I am looking toward music I once listened to when I was younger, staring at the empty cases that litter a shelf. They tower unevenly, a testament to my eccentric tastes and my incompatibility with the world. I am always aware of this. The light shines off of the jewel cases, cracked plastic interspersed with colours in a world of art.

I turn again to my literature, a juxtaposition of my childhood and what the world pressures me into becoming. The comic books outweigh the novels but for image’s sake I, and others like me, call them graphic novels. I realize I have not finished a substantial novel in years. The comics stand with straightened spines and uniformity while the prose is collected in dishevelled organization.

I reach for magazines that teach me to play my instrument better; I feel a pang of guilt. They sit on the shelf, rarely read and barely touched. I could have been a better instrumentalist, I know, but I have squandered it away on two-second happinesses and distant friends. And I ignore them once more, pulling back my hand when I realize what I am doing.

I knock over a stack of photographs. They are film photographs, aged and collecting dust. I catch a glimpse of years in a span of seconds as the fall slowly, pirouetting downward in a wondrous spiral. They slide beneath my bed.

I step down from my vantage point and crouch down to pick up some photographs of yesterday. A hum comes from outside of my room and I lie to myself that it’s some old nostalgic tune. I am holding photographs in my hands of young men and women who I called my friends once. Perhaps some of them still are.

I am sitting in a recliner some number of years ago. The candles on a cake flicker vividly as the smiles are illuminated by a camera flash. The light shines off of my glasses. There is a bustle in the scene here. I am surrounded by my closest friends, the boys and the girls alike, and we share our smiles and our happiness. Five years ago, these are my friends.

I reflect on this scene and collect the photos. Today, they are little more than strangers. I am isolated; they have gone their own ways. They have become champions for their own causes; I have become a young man of yesteryear. They find happiness and eventual love; I linger in the past and resent myself. I stack what I find on my television. It, too, is gathering dust.
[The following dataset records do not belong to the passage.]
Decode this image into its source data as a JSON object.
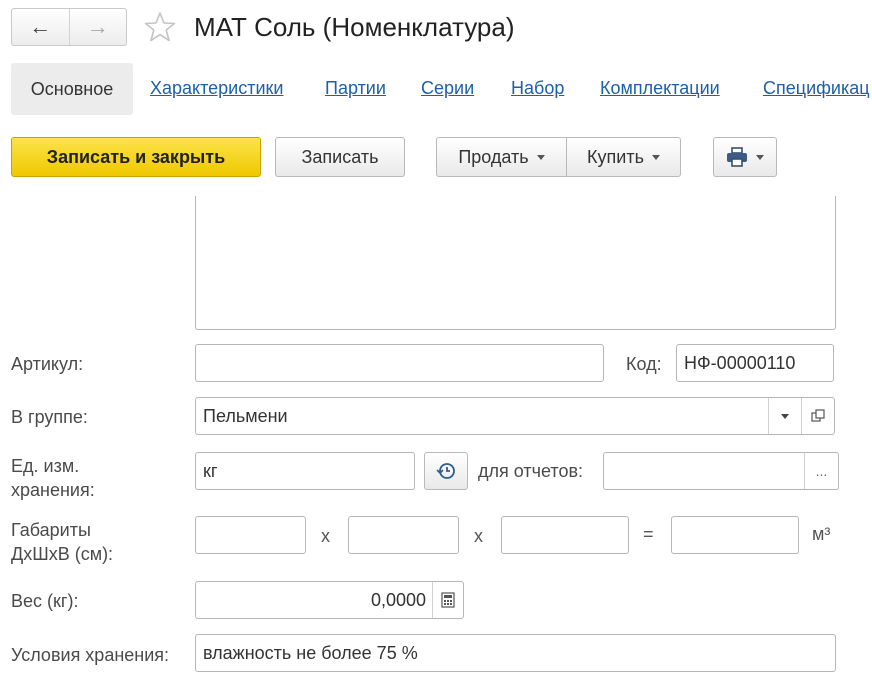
{
  "window": {
    "title": "МАТ Соль (Номенклатура)"
  },
  "nav": {
    "back_icon": "←",
    "forward_icon": "→"
  },
  "tabs": [
    {
      "label": "Основное"
    },
    {
      "label": "Характеристики"
    },
    {
      "label": "Партии"
    },
    {
      "label": "Серии"
    },
    {
      "label": "Набор"
    },
    {
      "label": "Комплектации"
    },
    {
      "label": "Спецификац"
    }
  ],
  "toolbar": {
    "save_close_label": "Записать и закрыть",
    "save_label": "Записать",
    "sell_label": "Продать",
    "buy_label": "Купить",
    "print_icon": "printer-icon"
  },
  "form": {
    "article_label": "Артикул:",
    "article_value": "",
    "code_label": "Код:",
    "code_value": "НФ-00000110",
    "group_label": "В группе:",
    "group_value": "Пельмени",
    "unit_label_line1": "Ед. изм.",
    "unit_label_line2": "хранения:",
    "unit_value": "кг",
    "reports_label": "для отчетов:",
    "reports_value": "",
    "reports_button": "...",
    "dims_label_line1": "Габариты",
    "dims_label_line2": "ДхШхВ (см):",
    "dims_x1": "x",
    "dims_x2": "x",
    "dims_eq": "=",
    "dims_unit": "м³",
    "weight_label": "Вес (кг):",
    "weight_value": "0,0000",
    "storage_label": "Условия хранения:",
    "storage_value": "влажность не более 75 %"
  },
  "colors": {
    "primary_button": "#f5d313",
    "link": "#1f5ea8"
  }
}
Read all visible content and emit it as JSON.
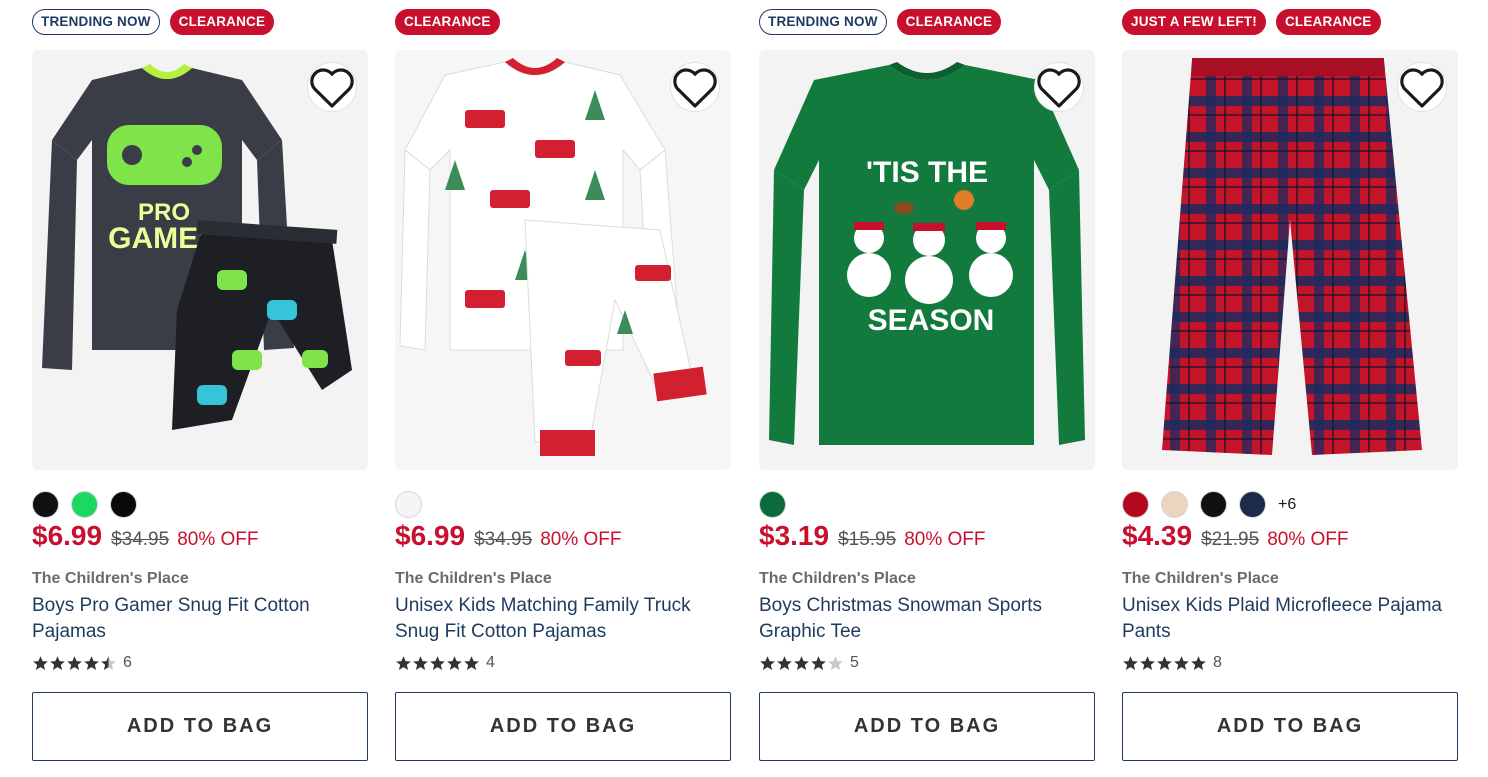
{
  "products": [
    {
      "badges": [
        {
          "text": "TRENDING NOW",
          "style": "outline"
        },
        {
          "text": "CLEARANCE",
          "style": "red"
        }
      ],
      "image": "boys-pro-gamer-pajamas",
      "swatches": [
        "#111111",
        "#1ed760",
        "#0a0a0a"
      ],
      "more_colors": "",
      "sale_price": "$6.99",
      "list_price": "$34.95",
      "discount": "80% OFF",
      "brand": "The Children's Place",
      "title": "Boys Pro Gamer Snug Fit Cotton Pajamas",
      "rating": 4.5,
      "review_count": "6",
      "add_label": "ADD TO BAG"
    },
    {
      "badges": [
        {
          "text": "CLEARANCE",
          "style": "red"
        }
      ],
      "image": "unisex-truck-pajamas",
      "swatches": [
        "#f5f5f5"
      ],
      "more_colors": "",
      "sale_price": "$6.99",
      "list_price": "$34.95",
      "discount": "80% OFF",
      "brand": "The Children's Place",
      "title": "Unisex Kids Matching Family Truck Snug Fit Cotton Pajamas",
      "rating": 5,
      "review_count": "4",
      "add_label": "ADD TO BAG"
    },
    {
      "badges": [
        {
          "text": "TRENDING NOW",
          "style": "outline"
        },
        {
          "text": "CLEARANCE",
          "style": "red"
        }
      ],
      "image": "boys-snowman-tee",
      "swatches": [
        "#0b6b3a"
      ],
      "more_colors": "",
      "sale_price": "$3.19",
      "list_price": "$15.95",
      "discount": "80% OFF",
      "brand": "The Children's Place",
      "title": "Boys Christmas Snowman Sports Graphic Tee",
      "rating": 4,
      "review_count": "5",
      "add_label": "ADD TO BAG"
    },
    {
      "badges": [
        {
          "text": "JUST A FEW LEFT!",
          "style": "red"
        },
        {
          "text": "CLEARANCE",
          "style": "red"
        }
      ],
      "image": "unisex-plaid-pants",
      "swatches": [
        "#b3091f",
        "#ead6c0",
        "#111111",
        "#1e2a4a"
      ],
      "more_colors": "+6",
      "sale_price": "$4.39",
      "list_price": "$21.95",
      "discount": "80% OFF",
      "brand": "The Children's Place",
      "title": "Unisex Kids Plaid Microfleece Pajama Pants",
      "rating": 5,
      "review_count": "8",
      "add_label": "ADD TO BAG"
    }
  ],
  "product_art": {
    "p0": {
      "lines": [
        "PRO",
        "GAMER"
      ]
    },
    "p2": {
      "lines": [
        "'TIS THE",
        "SEASON"
      ]
    }
  },
  "colors": {
    "sale_red": "#c8102e",
    "navy": "#1e3a5f"
  }
}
I check under the bed for any photos I have misplaced; I find one. It is of two people but I no longer recognize their faces. The boy seems to stare off into space, happily unaware that this picture is being capture for as long as the film persists. I think I knew him once; he looks like he could be happy behind those silent eyes. The girl seems to place her thoughts elsewhere; I do not think I know her any longer. I place the photo, for some reason, with the rest and climb the bed to stack them where they belong. The highest shelf creaks as I place the photos behind my literature.

I fall lazily onto my bed and look up at the dimming lights. They do not flicker; they remain constant. The orange glow accentuates the red walls; they do not do much for the black shelves. I look up again at my music and see that I have tucked away some yearbooks behind them. They fit nicely between the two parallel shelves.

I debate whether or not I should bring one of them down to recollect on my memories of years past. I decide against it; anything that I should remember has already been immortalized in my memory.

I collect myself and sit on the edge of my bed, feet flat against the warmth of the hardwood floor. I can feel the split between the panels contrast harshly against the soft fleece of my bed. I stare out through the doorway and into the dark hallway. It is lit only by the eerie blue lights of the kitchen appliances. I hear the drone of some faraway fans; through the ceiling I hear the pattering of a child’s running.

I reflect on my day and remember how I have been dumbstruck by some two-bit fact and that my toils and time have been for naught, rendered so by the fleeting “yes” of some faraway woman.